Best Buy on Thursday reported that second quarter domestic revenue rose 2.1% to $8.8 billion, thanks in part to contributions from the company’s year-old GreatCall unit (partly offset by the closure of 13 big box stores in the past year). Overall revenue rose 1.7% to $9.5 billion from $9.4 billion in the year-ago period, according to a company press release.
Topline revenue also benefited greatly from U.S. comparable sales growth of 1.9%, the company said. U.S. online comps rose 17.3%, while international comps declined 1.9%. Overall, comps rose 1.6%.
Higher supply chain costs dug into profits, but the domestic gross profit rate expanded by 20 basis points, thanks to GreatCall’s higher rate, to 24% from 23.8% last year. Net income edged down to $238 million from $244 million a year ago.
Tariffs threaten to mess with Best Buy's momentum, but executives and some analysts on Thursday said they believe the electronics retailer can weather them and the uncertainty they're creating.
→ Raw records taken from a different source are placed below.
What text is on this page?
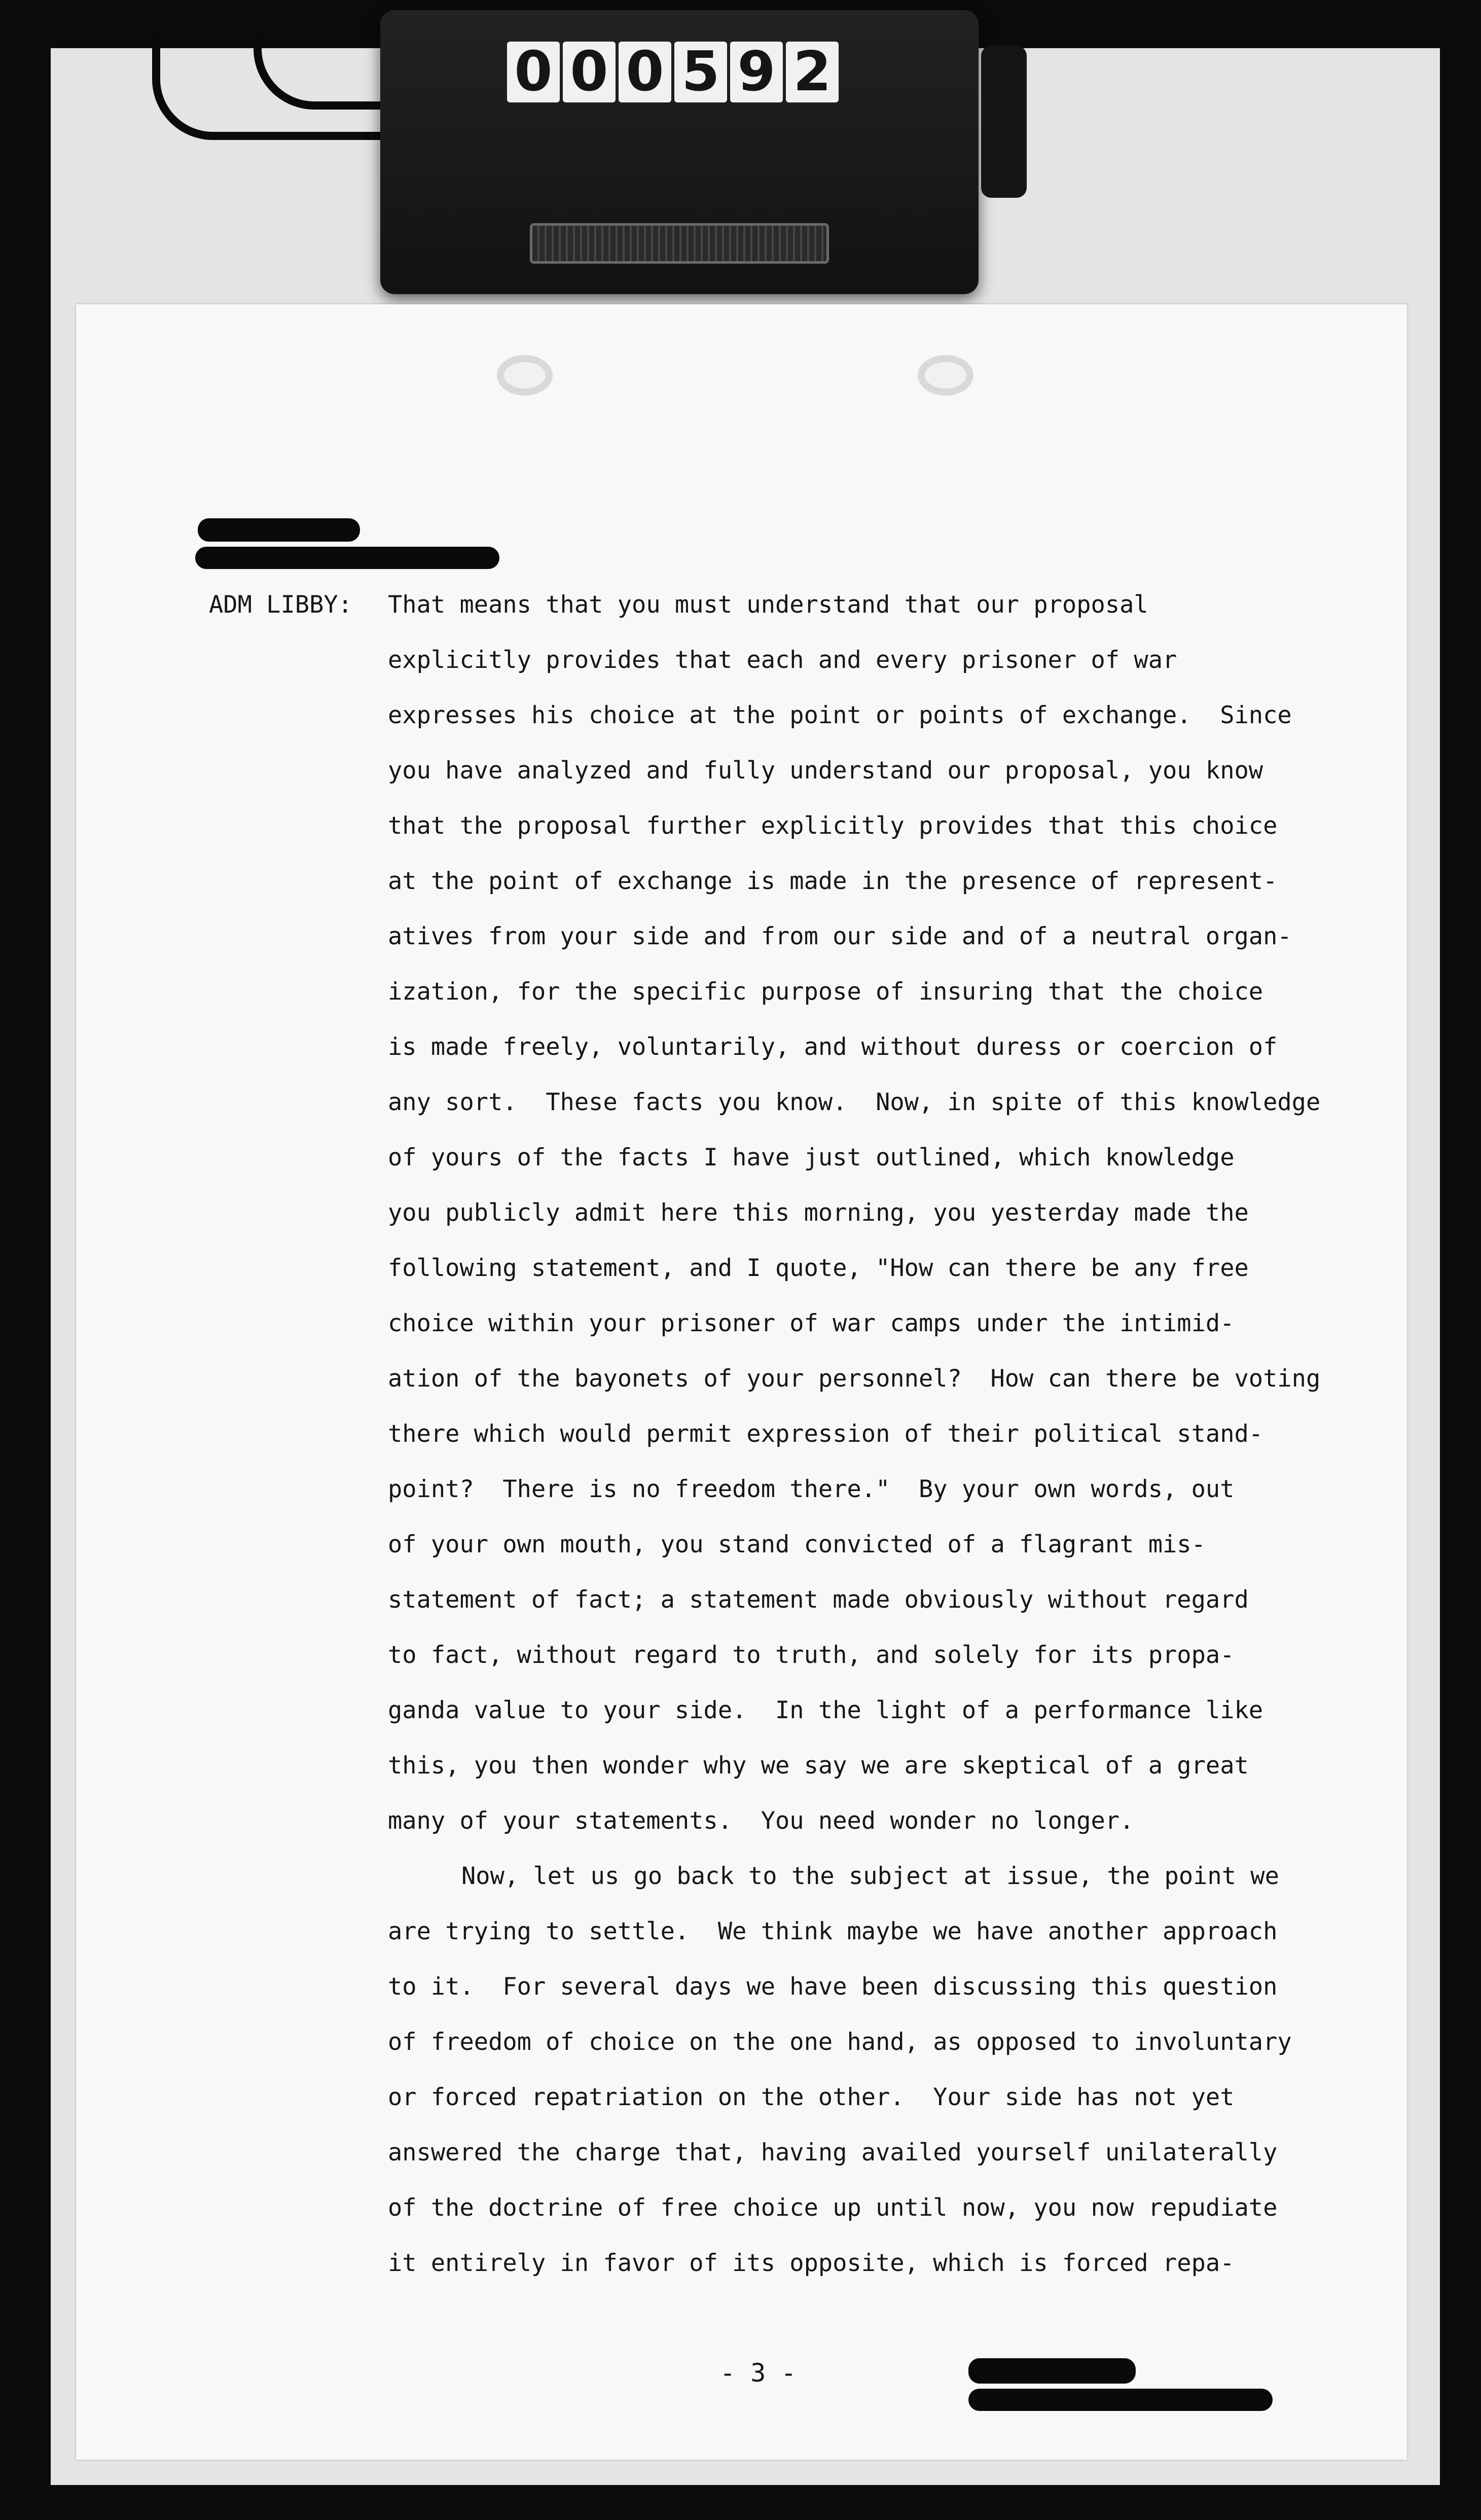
0 0 0 5 9 2
ADM LIBBY: That means that you must understand that our proposal
explicitly provides that each and every prisoner of war
expresses his choice at the point or points of exchange.  Since
you have analyzed and fully understand our proposal, you know
that the proposal further explicitly provides that this choice
at the point of exchange is made in the presence of represent-
atives from your side and from our side and of a neutral organ-
ization, for the specific purpose of insuring that the choice
is made freely, voluntarily, and without duress or coercion of
any sort.  These facts you know.  Now, in spite of this knowledge
of yours of the facts I have just outlined, which knowledge
you publicly admit here this morning, you yesterday made the
following statement, and I quote, "How can there be any free
choice within your prisoner of war camps under the intimid-
ation of the bayonets of your personnel?  How can there be voting
there which would permit expression of their political stand-
point?  There is no freedom there."  By your own words, out
of your own mouth, you stand convicted of a flagrant mis-
statement of fact; a statement made obviously without regard
to fact, without regard to truth, and solely for its propa-
ganda value to your side.  In the light of a performance like
this, you then wonder why we say we are skeptical of a great
many of your statements.  You need wonder no longer.
Now, let us go back to the subject at issue, the point we
are trying to settle.  We think maybe we have another approach
to it.  For several days we have been discussing this question
of freedom of choice on the one hand, as opposed to involuntary
or forced repatriation on the other.  Your side has not yet
answered the charge that, having availed yourself unilaterally
of the doctrine of free choice up until now, you now repudiate
it entirely in favor of its opposite, which is forced repa-
- 3 -
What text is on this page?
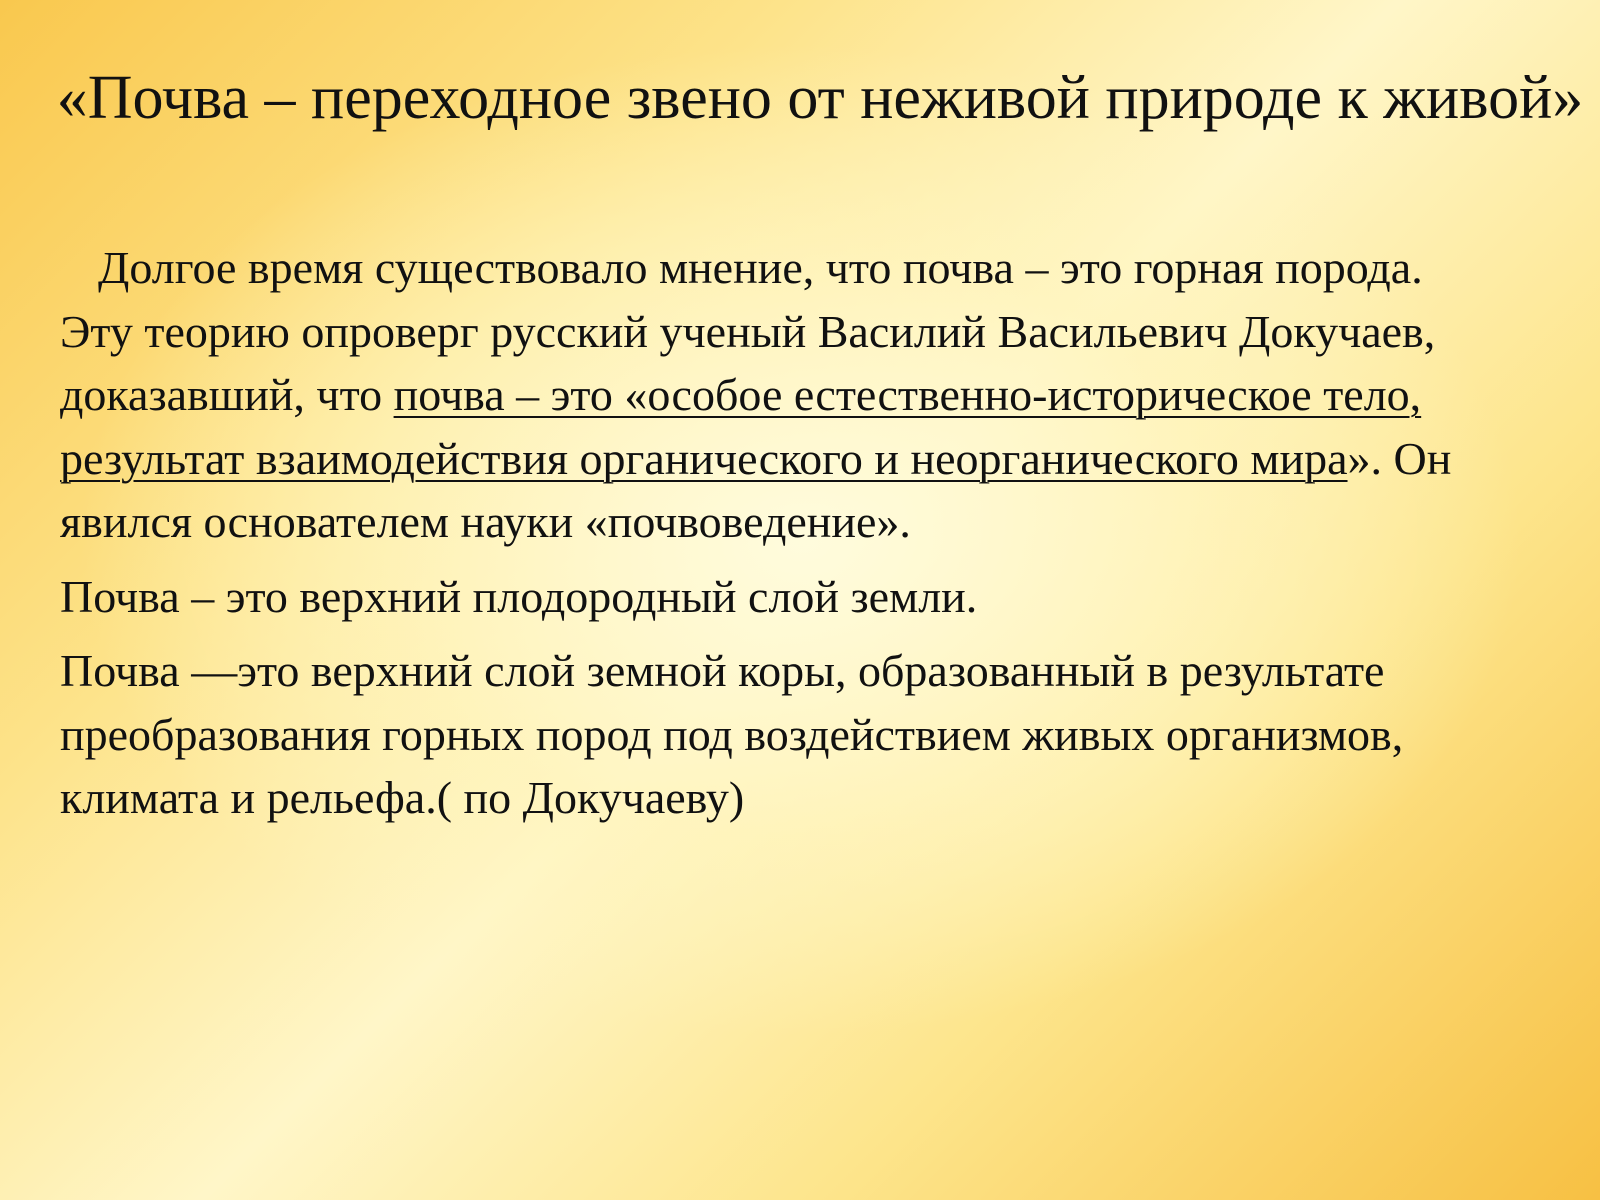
«Почва – переходное звено от неживой природе к живой»

Долгое время существовало мнение, что почва – это горная порода. Эту теорию опроверг русский ученый Василий Васильевич Докучаев, доказавший, что почва – это «особое естественно-историческое тело, результат взаимодействия органического и неорганического мира». Он явился основателем науки «почвоведение».

Почва – это верхний плодородный слой земли.

Почва —это верхний слой земной коры, образованный в результате преобразования горных пород под воздействием живых организмов, климата и рельефа.( по Докучаеву)
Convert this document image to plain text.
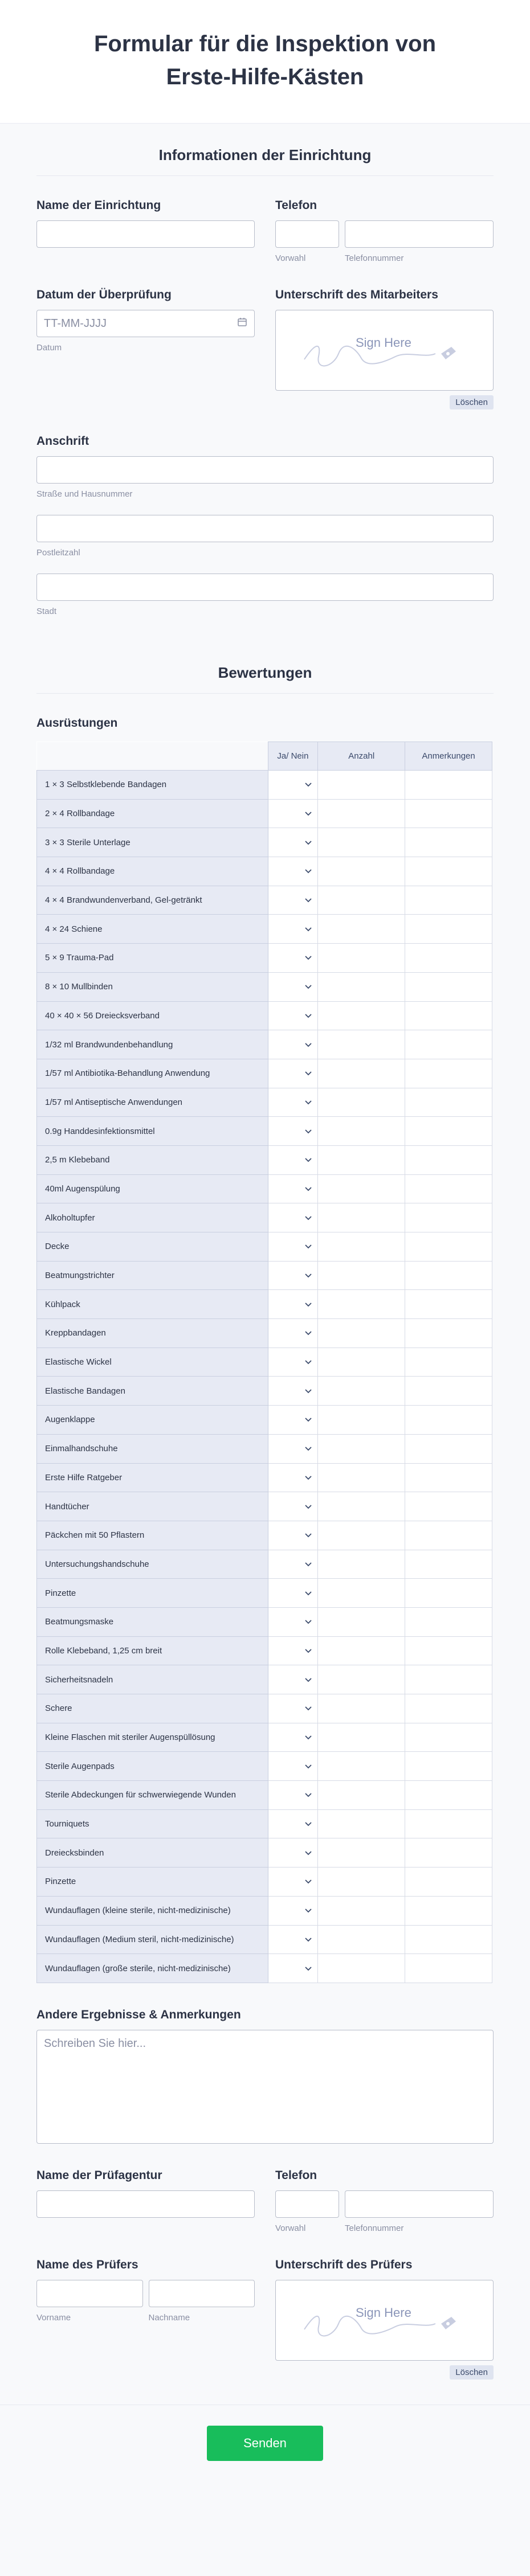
Formular für die Inspektion von Erste-Hilfe-Kästen
Informationen der Einrichtung
Name der Einrichtung	Telefon
Vorwahl	Telefonnummer
Datum der Überprüfung
TT-MM-JJJJ
Datum
Unterschrift des Mitarbeiters
Sign Here
Löschen
Anschrift
Straße und Hausnummer
Postleitzahl
Stadt
Bewertungen
Ausrüstungen
	Ja/ Nein	Anzahl	Anmerkungen
1 × 3 Selbstklebende Bandagen			
2 × 4 Rollbandage			
3 × 3 Sterile Unterlage			
4 × 4 Rollbandage			
4 × 4 Brandwundenverband, Gel-getränkt			
4 × 24 Schiene			
5 × 9 Trauma-Pad			
8 × 10 Mullbinden			
40 × 40 × 56 Dreiecksverband			
1/32 ml Brandwundenbehandlung			
1/57 ml Antibiotika-Behandlung Anwendung			
1/57 ml Antiseptische Anwendungen			
0.9g Handdesinfektionsmittel			
2,5 m Klebeband			
40ml Augenspülung			
Alkoholtupfer			
Decke			
Beatmungstrichter			
Kühlpack			
Kreppbandagen			
Elastische Wickel			
Elastische Bandagen			
Augenklappe			
Einmalhandschuhe			
Erste Hilfe Ratgeber			
Handtücher			
Päckchen mit 50 Pflastern			
Untersuchungshandschuhe			
Pinzette			
Beatmungsmaske			
Rolle Klebeband, 1,25 cm breit			
Sicherheitsnadeln			
Schere			
Kleine Flaschen mit steriler Augenspüllösung			
Sterile Augenpads			
Sterile Abdeckungen für schwerwiegende Wunden			
Tourniquets			
Dreiecksbinden			
Pinzette			
Wundauflagen (kleine sterile, nicht-medizinische)			
Wundauflagen (Medium steril, nicht-medizinische)			
Wundauflagen (große sterile, nicht-medizinische)			
Andere Ergebnisse & Anmerkungen
Schreiben Sie hier...
Name der Prüfagentur	Telefon
Vorwahl	Telefonnummer
Name des Prüfers
Vorname	Nachname
Unterschrift des Prüfers
Sign Here
Löschen
Senden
The company narrowed its fiscal year guidance on Thursday based in part on how it expects tariffs to impact not just costs, but also the effect on consumer buying behavior, Best Buy CFO Matt Bilunas said in a statement. The company now says it expects total revenue to reach $43.1 billion to $43.6 billion, compared to its previous expectation for $42.9 billion to $43.9 billion, and comps to grow 0.7% to 1.7%. Its previous guidance for comps were for a 0.5% to 2.5% rise.
CEO Corie Barry told analysts Thursday morning that there is both "art and science" in determining how tariffs might affect sales and profits and how much any price increases might be passed on to customers. "We're always going to be price competitive," she said, adding later that the back-and-forth announcements and rhetoric on tariffs have made their potential impact "almost impossible" to quantify.
While shares fell as many investors were rattled by the adjustment, Moody's Investors Service analyst Charlie O'Shea focused on its increase on the bottom end. "Despite uncertainty surrounding potential tariffs, the Best Buy’s raising of guidance indicates that it believes it can weather whatever tariff situation results with minimal upset," he wrote in emailed comments.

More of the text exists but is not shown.